The School Nutrition Association and some House Republicans are fighting to change the regulations. The SNA originally supported them as part of the 2010 Healthy Hunger-Free Kids Act.
The organization didn’t have a representative at the White House meeting. It said in a statement on Tuesday that the regulations were “overly prescriptive” and that fewer students were eating lunches. A survey by the organization found that in 2012-13, 47 percent of school meal programs said their revenue declined.
Obama, however, said that the number of students eating school lunches has increased in many school districts, and “more importantly, parents across the country finally have some peace of mind about what their kids are eating during the school day.”

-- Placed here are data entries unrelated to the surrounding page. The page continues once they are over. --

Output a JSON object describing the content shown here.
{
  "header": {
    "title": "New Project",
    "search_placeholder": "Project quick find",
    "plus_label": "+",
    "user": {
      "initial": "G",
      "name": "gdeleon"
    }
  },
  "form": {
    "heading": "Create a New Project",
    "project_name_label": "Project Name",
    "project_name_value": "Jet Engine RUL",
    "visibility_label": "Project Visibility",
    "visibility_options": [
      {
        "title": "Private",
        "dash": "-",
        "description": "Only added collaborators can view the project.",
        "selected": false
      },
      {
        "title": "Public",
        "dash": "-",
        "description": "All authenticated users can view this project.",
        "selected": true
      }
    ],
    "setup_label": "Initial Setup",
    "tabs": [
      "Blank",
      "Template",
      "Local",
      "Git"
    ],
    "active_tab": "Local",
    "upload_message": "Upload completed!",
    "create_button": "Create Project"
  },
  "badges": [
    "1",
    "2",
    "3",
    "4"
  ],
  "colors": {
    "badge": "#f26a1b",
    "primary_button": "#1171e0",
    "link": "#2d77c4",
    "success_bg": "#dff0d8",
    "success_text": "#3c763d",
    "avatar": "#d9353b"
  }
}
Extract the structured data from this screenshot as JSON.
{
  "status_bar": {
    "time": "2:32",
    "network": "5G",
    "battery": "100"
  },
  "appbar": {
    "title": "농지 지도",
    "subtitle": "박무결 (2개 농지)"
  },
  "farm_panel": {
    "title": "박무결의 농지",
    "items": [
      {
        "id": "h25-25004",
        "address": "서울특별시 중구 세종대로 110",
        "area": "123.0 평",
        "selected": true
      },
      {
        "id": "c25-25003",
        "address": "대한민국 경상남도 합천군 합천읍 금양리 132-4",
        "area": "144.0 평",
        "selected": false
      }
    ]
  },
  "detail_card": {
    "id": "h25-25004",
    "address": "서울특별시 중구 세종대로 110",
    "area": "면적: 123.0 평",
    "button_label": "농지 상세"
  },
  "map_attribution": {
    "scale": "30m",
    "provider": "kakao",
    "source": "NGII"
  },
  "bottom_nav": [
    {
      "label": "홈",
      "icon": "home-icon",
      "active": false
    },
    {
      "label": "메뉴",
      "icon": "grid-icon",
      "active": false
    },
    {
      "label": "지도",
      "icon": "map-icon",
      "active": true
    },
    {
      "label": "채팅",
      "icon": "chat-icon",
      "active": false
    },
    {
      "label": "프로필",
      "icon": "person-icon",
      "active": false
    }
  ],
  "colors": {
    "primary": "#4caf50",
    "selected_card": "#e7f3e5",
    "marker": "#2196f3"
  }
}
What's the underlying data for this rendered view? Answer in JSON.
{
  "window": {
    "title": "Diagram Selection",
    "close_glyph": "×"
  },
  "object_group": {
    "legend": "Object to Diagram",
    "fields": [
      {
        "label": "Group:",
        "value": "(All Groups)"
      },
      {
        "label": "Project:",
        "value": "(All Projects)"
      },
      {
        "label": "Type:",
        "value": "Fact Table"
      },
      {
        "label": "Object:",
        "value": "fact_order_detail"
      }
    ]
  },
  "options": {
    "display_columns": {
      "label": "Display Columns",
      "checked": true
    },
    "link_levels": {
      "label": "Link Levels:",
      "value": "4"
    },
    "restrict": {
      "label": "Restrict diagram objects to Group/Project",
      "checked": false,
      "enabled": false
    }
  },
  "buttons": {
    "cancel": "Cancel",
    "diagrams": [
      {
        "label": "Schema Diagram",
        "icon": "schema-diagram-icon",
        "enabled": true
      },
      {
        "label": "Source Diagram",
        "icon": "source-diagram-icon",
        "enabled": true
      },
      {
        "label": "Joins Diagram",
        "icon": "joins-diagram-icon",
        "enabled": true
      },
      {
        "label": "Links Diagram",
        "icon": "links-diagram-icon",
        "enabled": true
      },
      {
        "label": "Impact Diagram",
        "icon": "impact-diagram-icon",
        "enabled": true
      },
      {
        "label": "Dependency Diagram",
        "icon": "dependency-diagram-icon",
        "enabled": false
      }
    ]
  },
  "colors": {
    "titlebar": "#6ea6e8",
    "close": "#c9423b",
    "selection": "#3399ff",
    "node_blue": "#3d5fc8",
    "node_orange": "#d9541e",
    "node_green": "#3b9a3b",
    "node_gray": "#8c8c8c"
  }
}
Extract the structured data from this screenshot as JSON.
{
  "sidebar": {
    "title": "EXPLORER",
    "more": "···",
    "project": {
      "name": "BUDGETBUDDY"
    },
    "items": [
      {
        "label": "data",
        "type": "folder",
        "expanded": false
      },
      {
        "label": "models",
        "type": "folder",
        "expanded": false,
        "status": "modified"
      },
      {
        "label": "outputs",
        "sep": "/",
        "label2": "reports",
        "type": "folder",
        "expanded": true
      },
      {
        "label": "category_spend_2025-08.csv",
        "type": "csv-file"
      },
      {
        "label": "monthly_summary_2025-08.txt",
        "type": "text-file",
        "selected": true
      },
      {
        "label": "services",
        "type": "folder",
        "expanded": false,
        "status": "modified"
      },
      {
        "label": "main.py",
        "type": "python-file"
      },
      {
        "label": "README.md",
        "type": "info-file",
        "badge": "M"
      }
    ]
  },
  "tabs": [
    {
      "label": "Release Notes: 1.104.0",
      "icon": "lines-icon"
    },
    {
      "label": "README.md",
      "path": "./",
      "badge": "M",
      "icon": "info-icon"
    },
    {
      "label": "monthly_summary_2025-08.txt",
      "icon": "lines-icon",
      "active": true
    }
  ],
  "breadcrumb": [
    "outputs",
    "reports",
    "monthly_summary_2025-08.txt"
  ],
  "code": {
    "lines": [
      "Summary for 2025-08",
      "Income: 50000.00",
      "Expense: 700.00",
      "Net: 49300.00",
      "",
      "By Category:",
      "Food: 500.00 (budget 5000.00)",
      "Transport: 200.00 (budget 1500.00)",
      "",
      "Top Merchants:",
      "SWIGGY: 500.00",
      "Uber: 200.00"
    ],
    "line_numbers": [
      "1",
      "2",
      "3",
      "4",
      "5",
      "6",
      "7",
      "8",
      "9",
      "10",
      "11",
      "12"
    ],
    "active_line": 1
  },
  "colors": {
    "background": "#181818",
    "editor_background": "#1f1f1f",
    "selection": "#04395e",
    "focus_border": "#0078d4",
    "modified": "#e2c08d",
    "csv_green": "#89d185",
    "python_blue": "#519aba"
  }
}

The regulations require schools to offer more fruits and vegetables, whole wheat products and low-sodium foods. The guidelines have been phased in over the past two years.
Many Republicans in the House of Representatives argue that the school lunch program is too costly and will get more expensive with the new federal guidelines.
Republican Rep. Robert Aderholt of Alabama, the chairman of the House Agriculture Appropriations Subcommittee, recently said it’s time “to hit the pause button.” Last week, his panel approved a bill that would let districts get waivers to opt out of the healthier school lunch guidelines if they’re struggling financially to meet them. (More on the story here.)
Obama said she believed that nutrition experts should set standards, not Congress.
She asked the nutrition directors how it happened that there was opposition to the nutrition changes she championed.
Donna Martin, director of the school nutrition program for the Burke County Board of Education in Georgia, said students in her district eat lots of salads now, and two favorites are kiwi and cucumber slices with homemade low-fat ranch dressing.
“Our kids are worth it, y’all, do not let us go backwards,” she said.
“In the South, do you not think that taking fried chicken off the menu was dangerous? It was,” Martin added. “But we have an herb-baked chicken that our children love. We bake our French fries and we have whole grain, locally grown grits we do for breakfast that are awesome.”